🌚 rmdzn.

Rumah Bom

rumah kecil

Sebuah rumah kecil, kokoh berdiri di persimpangan tusuk sate–tepat di sebelah kebun yang rindang yang setiap siang terik meneriakkan suara gesekan daun kelapa.

“Aku sangat gembira!” teriak Rumah sambil mengajak lampu berdansa. Orang-orang lewat sering merasa aneh karena meski siang hari lampu di rumah itu berkedip-kedip.

“Lampu hentikan! Aku ajak kau berdansa, tidak untuk berkedip-kedip. Tolonglah kita setia pada keputusan Tuan untuk menghemat energi listrik yang harganya terus melambung tingg.”

“Maaf, Rumah, reflek …”

“Tebak, apa yang membuatku gembira lampu?” tanya Rumah.

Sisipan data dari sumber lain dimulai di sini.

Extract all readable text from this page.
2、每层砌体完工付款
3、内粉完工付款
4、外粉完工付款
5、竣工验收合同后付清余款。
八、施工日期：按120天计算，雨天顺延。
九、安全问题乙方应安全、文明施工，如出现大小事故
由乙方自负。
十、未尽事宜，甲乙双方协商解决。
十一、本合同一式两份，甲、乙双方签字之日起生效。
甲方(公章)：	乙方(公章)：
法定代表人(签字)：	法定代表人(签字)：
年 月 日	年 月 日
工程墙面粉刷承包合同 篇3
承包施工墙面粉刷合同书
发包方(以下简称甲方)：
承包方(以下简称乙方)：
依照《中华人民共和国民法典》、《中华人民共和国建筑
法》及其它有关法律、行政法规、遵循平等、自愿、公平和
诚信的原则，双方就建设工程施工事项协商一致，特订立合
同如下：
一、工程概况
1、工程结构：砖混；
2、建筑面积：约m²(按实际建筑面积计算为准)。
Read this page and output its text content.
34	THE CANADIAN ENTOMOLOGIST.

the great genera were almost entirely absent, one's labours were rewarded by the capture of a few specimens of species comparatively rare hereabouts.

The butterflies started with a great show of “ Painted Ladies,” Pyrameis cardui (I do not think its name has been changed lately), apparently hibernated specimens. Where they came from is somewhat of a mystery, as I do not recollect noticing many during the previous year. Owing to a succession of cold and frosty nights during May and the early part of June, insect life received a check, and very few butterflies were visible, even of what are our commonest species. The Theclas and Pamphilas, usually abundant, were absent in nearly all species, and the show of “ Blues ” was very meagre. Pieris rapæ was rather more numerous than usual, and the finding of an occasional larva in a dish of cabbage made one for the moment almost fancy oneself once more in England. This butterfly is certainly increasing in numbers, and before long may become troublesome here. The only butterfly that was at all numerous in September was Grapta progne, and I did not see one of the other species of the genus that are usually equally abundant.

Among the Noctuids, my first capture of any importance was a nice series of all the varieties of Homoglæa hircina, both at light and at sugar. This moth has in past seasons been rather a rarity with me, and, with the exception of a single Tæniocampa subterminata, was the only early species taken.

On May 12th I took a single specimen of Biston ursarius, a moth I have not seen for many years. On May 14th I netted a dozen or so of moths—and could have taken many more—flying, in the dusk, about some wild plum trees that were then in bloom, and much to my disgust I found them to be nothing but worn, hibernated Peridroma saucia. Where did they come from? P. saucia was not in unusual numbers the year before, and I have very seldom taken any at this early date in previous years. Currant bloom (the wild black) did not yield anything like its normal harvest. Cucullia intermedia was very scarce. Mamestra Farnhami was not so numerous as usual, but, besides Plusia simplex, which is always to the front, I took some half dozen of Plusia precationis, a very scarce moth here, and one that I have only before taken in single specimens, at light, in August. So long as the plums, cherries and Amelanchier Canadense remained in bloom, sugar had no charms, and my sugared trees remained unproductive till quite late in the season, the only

“Ku tak tahu pasti, yang jelas Tuanku pulang dari sekolah dengan berseri-seri karena nilai ujiannya sangat memuaskan, aku senang telah berguna,” timpal Lampu, rona merah muncul pada sisi tubuhnya.

“Tidak jauh dari itu. Alasan gembiramu merupakan salah satu alasan gembiraku, tetapi alasan utamaku adalah karena Tuanku telah pensiun dari pekerjaannya. Aku pun jadi memiliki waktu bersantai dengan mereka lebih lama.”

“Aku setuju rumah! Tuanku akan lebih sering menuangkan isi perutku ke gelas Tuan Besar dan ngobrol santai tentang kehidupan yang terus berjalan dan berputar,” tutur teko teh dari dapur sambil mengedipkan satu matanya kepada gelas.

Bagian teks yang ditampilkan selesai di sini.